Laura Boldrini, deputata di LeU, è intervenuta su Radio Cusano Campus e sul caso Sea Watch e il pronunciamento della Corte di Strasburgo ha detto: “La Corte di Strasburgo non è entrata nel merito, quindi non è che abbia dato ragione a Salvini e torto alla Sea Watch, ha solo detto che non ci sono gli estremi per l’intervento cautelare di urgenza perché a parere della Corte le persone a bordo non sarebbero a rischio di danno irreparabile, se le autorità italiane continueranno a fornire assistenza”.

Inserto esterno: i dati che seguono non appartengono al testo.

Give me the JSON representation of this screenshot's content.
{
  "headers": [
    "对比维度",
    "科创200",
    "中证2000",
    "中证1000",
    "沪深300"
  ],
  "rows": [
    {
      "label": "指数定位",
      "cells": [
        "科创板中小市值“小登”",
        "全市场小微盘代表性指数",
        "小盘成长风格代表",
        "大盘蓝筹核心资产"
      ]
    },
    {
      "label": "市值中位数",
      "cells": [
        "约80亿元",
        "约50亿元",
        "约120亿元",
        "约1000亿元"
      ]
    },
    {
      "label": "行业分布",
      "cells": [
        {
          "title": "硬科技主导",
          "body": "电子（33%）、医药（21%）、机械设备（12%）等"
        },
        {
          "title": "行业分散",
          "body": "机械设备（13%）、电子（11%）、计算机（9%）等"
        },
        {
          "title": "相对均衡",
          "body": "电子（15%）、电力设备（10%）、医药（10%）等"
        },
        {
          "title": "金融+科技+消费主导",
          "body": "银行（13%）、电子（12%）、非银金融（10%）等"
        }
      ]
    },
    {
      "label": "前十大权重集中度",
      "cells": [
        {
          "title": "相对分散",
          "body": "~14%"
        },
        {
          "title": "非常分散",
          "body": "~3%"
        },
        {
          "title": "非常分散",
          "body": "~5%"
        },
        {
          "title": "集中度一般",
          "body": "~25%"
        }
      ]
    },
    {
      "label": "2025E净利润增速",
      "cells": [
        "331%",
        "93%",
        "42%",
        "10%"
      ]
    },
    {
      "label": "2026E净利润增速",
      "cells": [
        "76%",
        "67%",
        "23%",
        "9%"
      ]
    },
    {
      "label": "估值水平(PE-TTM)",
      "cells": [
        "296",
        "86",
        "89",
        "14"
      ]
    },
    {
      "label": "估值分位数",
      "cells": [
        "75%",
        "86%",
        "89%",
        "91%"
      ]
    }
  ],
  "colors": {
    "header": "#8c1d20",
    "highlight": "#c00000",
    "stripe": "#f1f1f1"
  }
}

“Quello che sembra strano è che si arrivi a gioire per questa decisione e ci si senta autorizzati a tenere 42 persone in mezzo al mare con temperature che sfiorano i 40 gradi. Questo dimostra che l’incapacità di governare il fenomeno migratorio arriva a manifestazioni di sadismo nei confronti di persone in difficoltà. La battaglia di Salvini contro le ong è personale, mi sembra che Salvini stia giocando ad una battaglia navale. Nel frattempo cento persone sono arrivate a Lampedusa e lui non ha battuto ciglio, lui si accanisce contro le ong, ne fa una battaglia personale. Io mi aspetto che un ministro dell’interno faccia la battaglia contro i mafiosi, invece Salvini ha deciso che il nemico è chi salva le vite nel Mediterraneo. Io sono appena tornata da Berlino, in Germania ci sono già dieci sindaci che hanno detto di essere disponibili a prendere i migranti, ma prima bisogna farli sbarcare. Comunque va trovata una soluzione strutturale. E’ patetico che in un continente di 500 milioni di abitanti ogni volta che arrivano 40 migranti, si mettano in mezzo ministri e presidenti del Consiglio per trovare una soluzione”.